4 – Nel lavoro transculturale quali sono le specificità e le difficoltà controtransferali?
Freud ha lavorato molto sul transfert e meno sul controtransfert, ma dopo di lui numerosi autori, fra i quali Devereux , hanno concettualizzato il controtransfert nella sua componente affettiva, descritta da Freud, e in quella culturale. Secondo Devereux, esiste un controtransfert culturale ineludibile legato alle nostre reazioni consce e inconsce, implicite ed esplicite, all’alterità culturale, alla differenza, allo scarto fra me e l’altro, fra le mie appartenenze e le sue. Queste reazioni dipendono dalla nostra identità culturale di terapeuti e di persone, dalla nostra identità di genere, storica e sociale, ma anche da ciò che l’altro proietta su di me, cioè dal suo transfert. Bisogna dunque riconoscere le appartenenze del nostro essere terapeuti perché non diventino un ostacolo alla relazione. Queste reazioni consce, ma soprattutto preconsce e inconsce, vanno dalla fascinazione che trasforma l’altro in un oggetto culturale esotizzante al rigetto razzista: fra questi due estremi ci sono moltissime altre possibilità di reazioni controtransferali. La questione è riuscire a riconoscere questo controtransfert, spesso misconosciuto e a volte negato, elaborarlo e trasformarlo in una potenzialità di legame piuttosto che in qualcosa da scartare, disprezzare, fraintendere, oppure in un’impossibilità di incontro o in un influsso da esercitare sull’altro. La difficoltà consiste quindi nel riconoscimento di questi sentimenti negativi o esotizzanti suscitati dalle situazioni transculturali e dalla loro elaborazione.

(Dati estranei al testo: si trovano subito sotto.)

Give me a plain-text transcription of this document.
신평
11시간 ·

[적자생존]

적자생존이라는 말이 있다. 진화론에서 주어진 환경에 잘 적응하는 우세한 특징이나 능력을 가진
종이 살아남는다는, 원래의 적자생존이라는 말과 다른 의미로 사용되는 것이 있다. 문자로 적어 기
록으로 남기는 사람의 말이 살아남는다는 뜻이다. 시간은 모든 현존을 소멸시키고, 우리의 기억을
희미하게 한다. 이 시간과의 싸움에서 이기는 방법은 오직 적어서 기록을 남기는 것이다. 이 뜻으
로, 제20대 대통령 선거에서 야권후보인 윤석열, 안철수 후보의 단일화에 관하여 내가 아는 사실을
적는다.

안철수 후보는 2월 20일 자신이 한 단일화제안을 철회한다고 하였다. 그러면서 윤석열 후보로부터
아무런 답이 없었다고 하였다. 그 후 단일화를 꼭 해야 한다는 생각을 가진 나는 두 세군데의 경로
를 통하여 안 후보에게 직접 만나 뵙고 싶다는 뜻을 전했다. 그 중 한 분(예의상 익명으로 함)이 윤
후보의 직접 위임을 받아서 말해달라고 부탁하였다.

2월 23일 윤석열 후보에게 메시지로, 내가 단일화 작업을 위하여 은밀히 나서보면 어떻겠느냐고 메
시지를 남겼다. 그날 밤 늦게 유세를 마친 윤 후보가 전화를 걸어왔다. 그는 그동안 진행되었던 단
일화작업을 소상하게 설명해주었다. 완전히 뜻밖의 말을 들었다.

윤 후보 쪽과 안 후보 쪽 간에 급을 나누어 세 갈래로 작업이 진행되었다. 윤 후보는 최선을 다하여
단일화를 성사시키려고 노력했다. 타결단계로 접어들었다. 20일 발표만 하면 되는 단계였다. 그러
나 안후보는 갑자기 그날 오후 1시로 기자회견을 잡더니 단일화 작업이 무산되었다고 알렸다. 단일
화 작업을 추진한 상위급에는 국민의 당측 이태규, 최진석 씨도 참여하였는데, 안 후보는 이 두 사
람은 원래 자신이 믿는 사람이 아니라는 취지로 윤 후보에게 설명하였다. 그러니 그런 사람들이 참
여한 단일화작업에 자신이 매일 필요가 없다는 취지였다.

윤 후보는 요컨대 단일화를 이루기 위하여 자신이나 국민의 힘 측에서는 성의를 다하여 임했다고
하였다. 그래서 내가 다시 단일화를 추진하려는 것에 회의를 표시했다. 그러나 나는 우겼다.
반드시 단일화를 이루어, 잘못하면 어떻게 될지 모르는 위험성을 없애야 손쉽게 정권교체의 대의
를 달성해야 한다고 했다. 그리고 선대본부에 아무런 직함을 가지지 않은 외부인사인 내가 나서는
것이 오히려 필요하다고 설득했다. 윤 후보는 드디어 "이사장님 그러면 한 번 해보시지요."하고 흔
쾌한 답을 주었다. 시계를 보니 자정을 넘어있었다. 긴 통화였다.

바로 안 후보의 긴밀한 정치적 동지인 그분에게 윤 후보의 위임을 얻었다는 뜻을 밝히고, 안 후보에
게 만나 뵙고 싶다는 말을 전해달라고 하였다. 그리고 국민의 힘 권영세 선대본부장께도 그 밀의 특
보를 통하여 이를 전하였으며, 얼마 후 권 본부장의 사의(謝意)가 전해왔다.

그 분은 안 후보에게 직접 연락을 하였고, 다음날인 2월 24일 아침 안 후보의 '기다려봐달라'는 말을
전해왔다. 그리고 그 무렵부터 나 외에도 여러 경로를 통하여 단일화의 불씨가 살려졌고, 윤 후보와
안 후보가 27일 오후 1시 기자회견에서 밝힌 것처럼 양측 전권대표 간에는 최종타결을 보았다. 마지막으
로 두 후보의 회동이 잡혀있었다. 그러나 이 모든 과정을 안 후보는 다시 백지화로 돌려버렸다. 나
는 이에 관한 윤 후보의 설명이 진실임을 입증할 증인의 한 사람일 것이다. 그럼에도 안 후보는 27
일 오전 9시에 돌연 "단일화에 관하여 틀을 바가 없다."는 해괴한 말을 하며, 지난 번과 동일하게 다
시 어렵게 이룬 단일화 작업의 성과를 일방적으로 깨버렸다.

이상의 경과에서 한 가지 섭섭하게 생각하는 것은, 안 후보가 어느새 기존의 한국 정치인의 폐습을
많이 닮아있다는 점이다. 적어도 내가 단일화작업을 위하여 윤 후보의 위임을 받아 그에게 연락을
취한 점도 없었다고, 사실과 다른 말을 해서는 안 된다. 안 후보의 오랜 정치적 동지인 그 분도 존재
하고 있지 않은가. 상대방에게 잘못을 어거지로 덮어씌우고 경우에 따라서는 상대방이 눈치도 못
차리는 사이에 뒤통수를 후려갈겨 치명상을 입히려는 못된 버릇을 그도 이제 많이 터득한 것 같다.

5 – All’interno del Suo dispositivo di lavoro, il setting transculturale funziona come una cornice culturale in cui circolano più lingue e più interpretazioni del mondo: in che modo vi s’inserisce l’analisi delle rappresentazioni delle malattie dal punto di vista linguistico?
Effettivamente, fra le varie possibilità di lavoro transculturale abbiamo immaginato, come già aveva fatto Nathan, un dispositivo gruppale comprendente dei co-terapeuti di formazione psicoanalitica e un traduttore che traduca parola per parola quello che dicono il paziente e i terapeuti: quando è necessario cerchiamo di offrire una decodifica culturale, e in particolare rispetto alla rappresentazione della sofferenza e della malattia che, ad esempio, portano i genitori migranti. Il bambino è collocato al centro di questo dispositivo in cui circolano le lingue e le interpretazioni del mondo, che noi ci assumiamo il compito di esplicitare nella loro diversità e nella loro estensione, che siano del padre, della madre, dei bambini, dei partecipanti o dei co-terapeuti. Ciò che è più prezioso non è la verità, ma la molteplicità delle interpretazioni esistenti e dei legami che si possono creare fra loro, e come in questa situazione transculturale, caratterizzata dalla molteplicità e dalla diversità, si possano costruire dei nuovi significati.